As a teacher I wonder what tools are available and whether I can get access to these tools. How do I go about finding technology tools that will be useful? These were major concerns I had to address before I could even begin to feel comfortable incorporating technology into my classroom, and I am not sure I have truly answered them. I do know that my teaching has changed because of digital writing. The students’ behavior made me truly aware of the importance of audience and communication as well as the real work of revision. I am now better able to explicitly teach these things and am better able to teach authentically using real world experiences. One of the great things about technology is you can start to implement it without all the answers and it holds the power to help guide our teaching.
How do I begin the process of incorporating technology?
When I was a technology phobic kindergarten teacher, I was of the mindset that our youngest students were indeed too young to take full advantage of the technology that is today’s reality. Well, I was wrong. Using the technology myself made me comfortable and therefore, able to see the potential. I am not going to lie, finding the time to explore was not easy. In fact, it was the hardest part of the whole process of becoming technology literate. I am not sure if there is an easy way to find time, but I do know that it is well worth the time and effort spent.
Give students the opportunity to use technology and they will amaze you.

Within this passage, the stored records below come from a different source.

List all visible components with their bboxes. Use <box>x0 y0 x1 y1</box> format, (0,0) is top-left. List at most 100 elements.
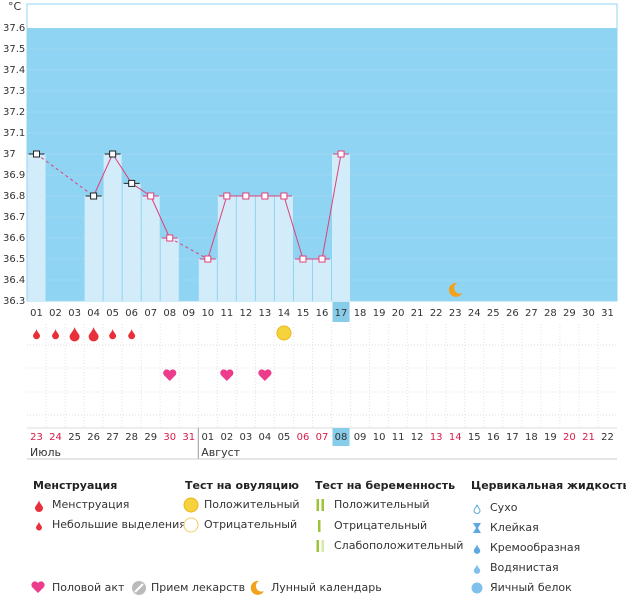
x-tick-label: 03 <box>68 308 81 319</box>
x-tick-label: 15 <box>297 308 310 319</box>
temp-point <box>299 255 307 263</box>
temp-point <box>337 150 345 158</box>
temp-point <box>242 192 250 200</box>
temp-point <box>223 192 231 200</box>
temp-point <box>318 255 326 263</box>
y-tick-label: 36.7 <box>3 212 25 223</box>
temp-point <box>166 234 174 242</box>
x-tick-label: 20 <box>392 308 405 319</box>
date-label: 04 <box>259 432 272 443</box>
x-tick-label: 08 <box>163 308 176 319</box>
x-tick-label: 09 <box>182 308 195 319</box>
temp-bar <box>217 196 236 301</box>
moon-icon <box>448 282 463 297</box>
temp-bar <box>312 259 332 301</box>
legend-icon <box>183 497 199 513</box>
temp-point <box>109 150 117 158</box>
legend-icon <box>35 500 43 512</box>
y-tick-label: 37.5 <box>3 44 25 55</box>
temp-bar <box>141 196 160 301</box>
x-tick-label: 25 <box>487 308 500 319</box>
today-date-highlight <box>332 428 350 446</box>
date-label: 23 <box>30 432 43 443</box>
x-tick-label: 14 <box>278 308 291 319</box>
legend-item: Клейкая <box>490 521 539 534</box>
x-tick-label: 26 <box>506 308 519 319</box>
date-label: 02 <box>220 432 233 443</box>
x-tick-label: 19 <box>373 308 386 319</box>
x-tick-label: 12 <box>240 308 253 319</box>
x-tick-label: 02 <box>49 308 62 319</box>
legend-item: Сухо <box>490 501 518 514</box>
date-label: 07 <box>316 432 329 443</box>
legend-item: Положительный <box>334 498 430 511</box>
date-label: 27 <box>106 432 119 443</box>
x-tick-label: 27 <box>525 308 538 319</box>
temp-bar <box>160 238 179 301</box>
month-label: Июль <box>30 446 61 459</box>
legend-icon <box>134 583 144 593</box>
date-label: 11 <box>392 432 405 443</box>
x-tick-label: 17 <box>335 308 348 319</box>
y-tick-label: 36.4 <box>3 275 25 286</box>
x-tick-label: 11 <box>220 308 233 319</box>
date-label: 30 <box>163 432 176 443</box>
legend-item: Отрицательный <box>204 518 297 531</box>
date-label: 21 <box>582 432 595 443</box>
date-label: 01 <box>201 432 214 443</box>
legend-item: Менструация <box>52 498 129 511</box>
y-tick-label: 37.2 <box>3 107 25 118</box>
temp-line <box>112 153 133 184</box>
temp-bar <box>198 259 217 301</box>
legend-icon <box>316 499 319 511</box>
y-tick-label: 37.1 <box>3 128 25 139</box>
date-label: 20 <box>563 432 576 443</box>
legend-item: Небольшие выделения <box>52 518 186 531</box>
y-tick-label: 37 <box>3 149 16 160</box>
y-tick-label: 36.6 <box>3 233 25 244</box>
temp-point <box>33 150 41 158</box>
legend-item: Кремообразная <box>490 541 580 554</box>
x-tick-label: 05 <box>106 308 119 319</box>
date-label: 13 <box>430 432 443 443</box>
legend-icon <box>321 499 324 511</box>
legend-icon <box>36 521 42 531</box>
x-tick-label: 06 <box>125 308 138 319</box>
temp-point <box>90 192 98 200</box>
temp-line <box>321 153 342 260</box>
legend-icon <box>316 540 319 552</box>
temp-line <box>169 237 209 260</box>
legend-item: Слабоположительный <box>334 539 463 552</box>
date-label: 14 <box>449 432 462 443</box>
legend-item: Яичный белок <box>490 581 572 594</box>
date-label: 09 <box>354 432 367 443</box>
legend-icon <box>473 544 481 554</box>
menstruation-icon <box>69 327 80 342</box>
temp-bar <box>274 196 293 301</box>
menstruation-icon <box>52 329 60 340</box>
temp-point <box>128 179 136 187</box>
temp-line <box>93 153 114 197</box>
y-tick-label: 36.8 <box>3 191 25 202</box>
intercourse-icon <box>220 369 234 381</box>
x-tick-label: 18 <box>354 308 367 319</box>
legend-title: Менструация <box>33 479 117 492</box>
x-tick-label: 10 <box>201 308 214 319</box>
x-tick-label: 21 <box>411 308 424 319</box>
date-label: 28 <box>125 432 138 443</box>
x-tick-label: 30 <box>582 308 595 319</box>
x-tick-label: 13 <box>259 308 272 319</box>
temp-point <box>280 192 288 200</box>
legend-title: Тест на беременность <box>315 479 455 492</box>
temp-bar <box>255 196 274 301</box>
legend-icon <box>250 580 264 595</box>
temp-line <box>150 195 171 239</box>
x-tick-label: 16 <box>316 308 329 319</box>
x-tick-label: 22 <box>430 308 443 319</box>
date-label: 25 <box>68 432 81 443</box>
temp-bar <box>27 154 46 301</box>
legend-extra: Лунный календарь <box>271 581 382 594</box>
legend-icon <box>471 582 483 594</box>
y-tick-label: 36.9 <box>3 170 25 181</box>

In the beginning, our youngest students need a great deal of scaffolding, but they will gain independence. The scaffolding of how to use technology to the almost independent use of it provides students with such a sense of accomplishment. Not only are they proud of the content of that which they created, but they are proud of the professionalism of the creation, as well as how independently they are able to do so. Students leave kindergarten with more than a journal full of writing they have done; they leave with DVDs filled with the movies they have made and with access to all the multimedia creations they are part of.